Tag Archives: client 9

Brothel Management and Marketing: Spitzer’s Fall

People are talking about Gov. Eliot Spitzer’s catastrophic implosion everywhere today – in the elevators, on the street, huddled around water coolers (it’s true, I witnessed one such water-vessel caucus). The media is frenzied. The blogosphere is crapping its pants. These are the kind of lurid, juicy scandals that we love so much because it offers an opportunity to chatter publicly about the taboo. A secretary in my office told me confidently, “That’s nothing special. There’s dozens of brothels uptown in all those fancy townhouses.” I can only imagine.

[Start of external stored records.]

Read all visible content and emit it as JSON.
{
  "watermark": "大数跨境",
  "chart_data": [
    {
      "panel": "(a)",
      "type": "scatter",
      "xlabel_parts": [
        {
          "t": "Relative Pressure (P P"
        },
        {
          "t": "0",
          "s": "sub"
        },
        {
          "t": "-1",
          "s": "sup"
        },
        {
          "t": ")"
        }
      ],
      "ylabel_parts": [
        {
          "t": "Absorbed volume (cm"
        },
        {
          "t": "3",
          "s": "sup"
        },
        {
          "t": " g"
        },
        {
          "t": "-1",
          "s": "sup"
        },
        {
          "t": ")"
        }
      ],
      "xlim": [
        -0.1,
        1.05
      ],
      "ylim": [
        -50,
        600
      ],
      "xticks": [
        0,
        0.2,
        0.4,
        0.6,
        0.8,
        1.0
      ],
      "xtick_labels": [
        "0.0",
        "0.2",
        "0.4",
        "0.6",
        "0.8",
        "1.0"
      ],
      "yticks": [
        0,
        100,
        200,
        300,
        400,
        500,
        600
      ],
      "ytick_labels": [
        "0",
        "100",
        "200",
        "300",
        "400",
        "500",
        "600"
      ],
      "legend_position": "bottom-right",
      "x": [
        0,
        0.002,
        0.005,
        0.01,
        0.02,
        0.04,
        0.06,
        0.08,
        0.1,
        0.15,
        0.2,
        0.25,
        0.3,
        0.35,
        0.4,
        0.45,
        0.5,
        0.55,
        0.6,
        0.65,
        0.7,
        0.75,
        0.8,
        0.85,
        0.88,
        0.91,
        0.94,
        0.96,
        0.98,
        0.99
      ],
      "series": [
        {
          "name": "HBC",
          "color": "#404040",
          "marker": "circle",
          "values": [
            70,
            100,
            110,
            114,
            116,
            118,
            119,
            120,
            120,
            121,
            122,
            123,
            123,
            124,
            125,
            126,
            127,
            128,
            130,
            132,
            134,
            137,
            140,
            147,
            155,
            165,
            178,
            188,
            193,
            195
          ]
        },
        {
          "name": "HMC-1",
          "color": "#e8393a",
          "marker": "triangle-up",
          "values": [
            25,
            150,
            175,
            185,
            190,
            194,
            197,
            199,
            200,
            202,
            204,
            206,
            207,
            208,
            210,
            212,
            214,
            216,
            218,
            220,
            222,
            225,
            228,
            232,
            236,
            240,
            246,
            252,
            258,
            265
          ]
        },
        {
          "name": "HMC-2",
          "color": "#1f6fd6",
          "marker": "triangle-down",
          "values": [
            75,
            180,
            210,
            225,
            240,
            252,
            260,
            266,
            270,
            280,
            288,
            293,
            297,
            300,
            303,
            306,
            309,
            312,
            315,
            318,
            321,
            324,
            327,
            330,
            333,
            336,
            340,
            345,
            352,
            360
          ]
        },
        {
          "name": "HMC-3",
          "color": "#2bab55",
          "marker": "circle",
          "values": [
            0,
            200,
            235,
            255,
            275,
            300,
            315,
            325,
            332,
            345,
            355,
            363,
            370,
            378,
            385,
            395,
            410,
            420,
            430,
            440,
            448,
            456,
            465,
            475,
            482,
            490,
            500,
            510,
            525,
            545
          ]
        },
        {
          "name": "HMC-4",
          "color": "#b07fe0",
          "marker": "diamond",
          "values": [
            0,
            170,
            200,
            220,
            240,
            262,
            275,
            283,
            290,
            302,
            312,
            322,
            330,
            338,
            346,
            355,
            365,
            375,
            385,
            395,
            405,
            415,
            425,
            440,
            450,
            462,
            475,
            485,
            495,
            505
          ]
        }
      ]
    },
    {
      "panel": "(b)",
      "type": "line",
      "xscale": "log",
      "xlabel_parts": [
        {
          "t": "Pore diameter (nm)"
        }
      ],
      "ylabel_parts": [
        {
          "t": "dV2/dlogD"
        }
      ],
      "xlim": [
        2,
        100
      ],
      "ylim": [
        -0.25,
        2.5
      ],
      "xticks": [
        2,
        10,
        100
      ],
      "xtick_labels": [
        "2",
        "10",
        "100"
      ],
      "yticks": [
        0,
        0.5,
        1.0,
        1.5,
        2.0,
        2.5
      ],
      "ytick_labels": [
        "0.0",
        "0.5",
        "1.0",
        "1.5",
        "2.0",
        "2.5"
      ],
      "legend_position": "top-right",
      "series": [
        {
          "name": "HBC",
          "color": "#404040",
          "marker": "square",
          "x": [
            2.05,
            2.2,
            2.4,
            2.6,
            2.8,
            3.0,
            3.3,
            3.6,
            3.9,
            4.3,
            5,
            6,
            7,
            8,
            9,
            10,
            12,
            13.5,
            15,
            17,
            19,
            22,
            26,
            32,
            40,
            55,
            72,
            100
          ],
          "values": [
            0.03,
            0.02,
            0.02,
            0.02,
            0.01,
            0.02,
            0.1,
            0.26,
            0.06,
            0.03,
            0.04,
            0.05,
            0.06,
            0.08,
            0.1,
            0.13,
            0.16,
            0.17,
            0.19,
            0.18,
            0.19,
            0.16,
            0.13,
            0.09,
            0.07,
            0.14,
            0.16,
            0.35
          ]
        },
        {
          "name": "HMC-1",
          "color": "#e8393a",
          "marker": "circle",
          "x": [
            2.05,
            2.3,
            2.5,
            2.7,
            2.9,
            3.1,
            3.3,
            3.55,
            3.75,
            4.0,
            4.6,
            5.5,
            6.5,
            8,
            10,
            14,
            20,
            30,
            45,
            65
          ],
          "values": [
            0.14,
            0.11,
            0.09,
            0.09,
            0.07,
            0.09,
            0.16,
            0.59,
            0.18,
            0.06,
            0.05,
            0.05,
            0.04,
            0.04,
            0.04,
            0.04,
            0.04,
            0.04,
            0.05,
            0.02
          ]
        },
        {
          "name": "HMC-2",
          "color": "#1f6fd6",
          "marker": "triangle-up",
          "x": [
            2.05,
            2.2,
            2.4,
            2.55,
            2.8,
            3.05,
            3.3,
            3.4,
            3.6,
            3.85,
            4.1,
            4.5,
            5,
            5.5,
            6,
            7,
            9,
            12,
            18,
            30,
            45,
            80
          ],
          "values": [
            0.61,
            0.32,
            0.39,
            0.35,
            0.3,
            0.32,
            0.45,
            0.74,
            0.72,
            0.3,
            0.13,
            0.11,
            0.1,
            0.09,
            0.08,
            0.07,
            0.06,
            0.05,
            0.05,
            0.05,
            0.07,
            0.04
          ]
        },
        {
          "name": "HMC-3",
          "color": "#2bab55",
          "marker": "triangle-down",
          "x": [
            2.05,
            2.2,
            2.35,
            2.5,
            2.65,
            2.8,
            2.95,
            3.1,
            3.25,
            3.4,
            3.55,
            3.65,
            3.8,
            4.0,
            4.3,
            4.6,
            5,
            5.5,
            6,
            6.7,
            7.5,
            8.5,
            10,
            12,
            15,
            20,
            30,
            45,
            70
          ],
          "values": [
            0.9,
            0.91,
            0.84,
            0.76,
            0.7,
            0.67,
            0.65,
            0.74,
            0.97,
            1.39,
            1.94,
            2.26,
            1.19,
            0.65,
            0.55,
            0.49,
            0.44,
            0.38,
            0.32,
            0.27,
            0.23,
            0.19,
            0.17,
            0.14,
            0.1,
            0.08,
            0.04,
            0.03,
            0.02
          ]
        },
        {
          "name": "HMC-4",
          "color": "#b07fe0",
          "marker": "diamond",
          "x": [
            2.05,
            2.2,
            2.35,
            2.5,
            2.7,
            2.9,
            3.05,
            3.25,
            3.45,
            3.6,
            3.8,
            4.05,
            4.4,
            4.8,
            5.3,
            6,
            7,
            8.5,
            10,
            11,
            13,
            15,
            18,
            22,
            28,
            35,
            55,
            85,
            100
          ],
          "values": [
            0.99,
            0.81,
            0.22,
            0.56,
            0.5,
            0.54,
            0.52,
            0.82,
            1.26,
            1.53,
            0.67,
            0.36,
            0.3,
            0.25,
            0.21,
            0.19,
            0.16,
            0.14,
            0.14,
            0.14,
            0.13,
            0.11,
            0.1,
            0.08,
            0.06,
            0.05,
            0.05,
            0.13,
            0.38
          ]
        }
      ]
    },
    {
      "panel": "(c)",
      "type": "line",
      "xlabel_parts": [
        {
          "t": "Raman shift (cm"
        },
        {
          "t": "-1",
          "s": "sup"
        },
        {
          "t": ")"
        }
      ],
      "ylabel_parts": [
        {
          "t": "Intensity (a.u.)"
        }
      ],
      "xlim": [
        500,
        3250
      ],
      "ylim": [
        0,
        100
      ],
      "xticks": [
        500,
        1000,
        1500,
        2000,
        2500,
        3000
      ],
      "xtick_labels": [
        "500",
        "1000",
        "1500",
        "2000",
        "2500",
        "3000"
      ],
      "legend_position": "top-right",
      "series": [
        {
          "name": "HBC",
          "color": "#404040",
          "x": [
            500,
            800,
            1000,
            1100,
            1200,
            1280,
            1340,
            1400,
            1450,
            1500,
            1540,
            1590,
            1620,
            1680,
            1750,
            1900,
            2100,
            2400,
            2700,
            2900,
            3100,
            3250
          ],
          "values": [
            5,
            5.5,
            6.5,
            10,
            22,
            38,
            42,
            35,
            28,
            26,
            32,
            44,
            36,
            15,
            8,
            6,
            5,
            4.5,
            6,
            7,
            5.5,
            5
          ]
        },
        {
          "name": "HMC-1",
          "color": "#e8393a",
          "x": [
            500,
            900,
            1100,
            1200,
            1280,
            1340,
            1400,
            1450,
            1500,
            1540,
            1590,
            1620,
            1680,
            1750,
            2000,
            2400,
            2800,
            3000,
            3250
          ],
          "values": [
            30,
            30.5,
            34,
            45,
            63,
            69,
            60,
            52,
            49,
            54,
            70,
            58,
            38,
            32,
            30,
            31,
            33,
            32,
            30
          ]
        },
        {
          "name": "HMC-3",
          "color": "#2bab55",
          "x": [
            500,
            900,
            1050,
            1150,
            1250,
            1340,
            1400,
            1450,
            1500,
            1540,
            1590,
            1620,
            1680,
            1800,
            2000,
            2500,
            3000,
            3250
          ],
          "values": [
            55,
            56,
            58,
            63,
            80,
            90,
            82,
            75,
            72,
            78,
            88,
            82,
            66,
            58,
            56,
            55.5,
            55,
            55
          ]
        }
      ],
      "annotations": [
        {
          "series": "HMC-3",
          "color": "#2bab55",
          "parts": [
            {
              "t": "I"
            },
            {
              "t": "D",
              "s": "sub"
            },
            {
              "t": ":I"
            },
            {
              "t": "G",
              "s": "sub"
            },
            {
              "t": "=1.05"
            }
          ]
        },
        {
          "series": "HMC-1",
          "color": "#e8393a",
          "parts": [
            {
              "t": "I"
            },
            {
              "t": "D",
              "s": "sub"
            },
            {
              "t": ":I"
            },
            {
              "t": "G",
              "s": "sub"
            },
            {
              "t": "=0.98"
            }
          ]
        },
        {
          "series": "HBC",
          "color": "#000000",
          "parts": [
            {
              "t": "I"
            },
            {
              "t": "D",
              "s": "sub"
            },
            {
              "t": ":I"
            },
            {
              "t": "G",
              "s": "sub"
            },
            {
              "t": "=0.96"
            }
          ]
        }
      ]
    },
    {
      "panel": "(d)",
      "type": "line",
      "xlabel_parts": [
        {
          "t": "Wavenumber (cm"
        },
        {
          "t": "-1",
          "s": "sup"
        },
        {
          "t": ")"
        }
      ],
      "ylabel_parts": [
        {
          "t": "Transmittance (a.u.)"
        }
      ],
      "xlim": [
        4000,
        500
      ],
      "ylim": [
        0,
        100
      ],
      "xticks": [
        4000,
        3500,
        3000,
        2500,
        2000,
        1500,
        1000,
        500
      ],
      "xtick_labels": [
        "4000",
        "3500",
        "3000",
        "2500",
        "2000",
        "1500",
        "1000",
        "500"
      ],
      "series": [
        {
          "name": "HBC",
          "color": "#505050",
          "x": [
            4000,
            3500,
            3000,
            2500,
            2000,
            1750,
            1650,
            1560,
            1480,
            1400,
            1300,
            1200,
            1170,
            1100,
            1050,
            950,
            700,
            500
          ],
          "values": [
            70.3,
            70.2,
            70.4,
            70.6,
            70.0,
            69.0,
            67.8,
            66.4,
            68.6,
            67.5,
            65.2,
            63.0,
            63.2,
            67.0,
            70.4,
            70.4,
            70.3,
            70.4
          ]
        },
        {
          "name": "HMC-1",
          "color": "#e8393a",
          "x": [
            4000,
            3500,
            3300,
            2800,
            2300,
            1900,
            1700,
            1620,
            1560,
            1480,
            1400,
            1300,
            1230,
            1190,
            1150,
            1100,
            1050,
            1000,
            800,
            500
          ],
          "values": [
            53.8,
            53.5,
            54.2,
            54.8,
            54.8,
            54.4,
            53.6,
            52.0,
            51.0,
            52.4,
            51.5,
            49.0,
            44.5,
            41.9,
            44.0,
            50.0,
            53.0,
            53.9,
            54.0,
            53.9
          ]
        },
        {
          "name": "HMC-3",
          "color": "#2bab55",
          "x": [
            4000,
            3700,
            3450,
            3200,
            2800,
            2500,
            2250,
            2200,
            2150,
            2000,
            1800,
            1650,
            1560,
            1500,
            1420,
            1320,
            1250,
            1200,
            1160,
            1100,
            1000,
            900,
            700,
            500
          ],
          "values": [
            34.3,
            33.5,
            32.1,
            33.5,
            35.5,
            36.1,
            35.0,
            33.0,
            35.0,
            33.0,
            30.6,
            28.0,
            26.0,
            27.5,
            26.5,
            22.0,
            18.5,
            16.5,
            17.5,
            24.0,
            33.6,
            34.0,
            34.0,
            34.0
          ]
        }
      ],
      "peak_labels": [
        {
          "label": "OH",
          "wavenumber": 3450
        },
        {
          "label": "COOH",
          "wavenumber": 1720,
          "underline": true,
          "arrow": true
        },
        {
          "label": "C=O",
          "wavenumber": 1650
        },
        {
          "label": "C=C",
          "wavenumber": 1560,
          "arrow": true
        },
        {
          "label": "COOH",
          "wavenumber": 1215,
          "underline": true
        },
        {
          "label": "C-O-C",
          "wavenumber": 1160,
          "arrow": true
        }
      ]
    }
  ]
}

And that’s the point, isn’t it? I see two threads in the Spitzer narrative. First, the voyeuristic details that were front-and-center when the story broke; details like Spitzer’s code name, Client 9, and the eerily mundane phone conversation between the call girl and her handler (“I mean it’s kind of like…whatever…I’m here for a purpose…”) bring this story out of the stratosphere of power and into normal life. These are exactly the kind of minute particulars a fiction writer sweats blood to dream up.

Perhaps more compelling, however, is the familiar story of power that leads to hubris that leads to a fall. Spitzer was powerful, but also egotistical. He embraced the nickname Eliot Ness, no doubt for the theatrical value, but I got the sense from various profiles that he actually believed it. The unwashed masses, myself included, derive a small, hard packet of moral self-satisfaction from shaking our heads and thinking, Jeese, I’d never do that, all the white wondering I wonder what it’s like to have that kind of life.

In any case, Slate has some excellent advice for those of you licking your greedy, exploitive lips at the prospect of pimping $3,000-an-hour prostitutes.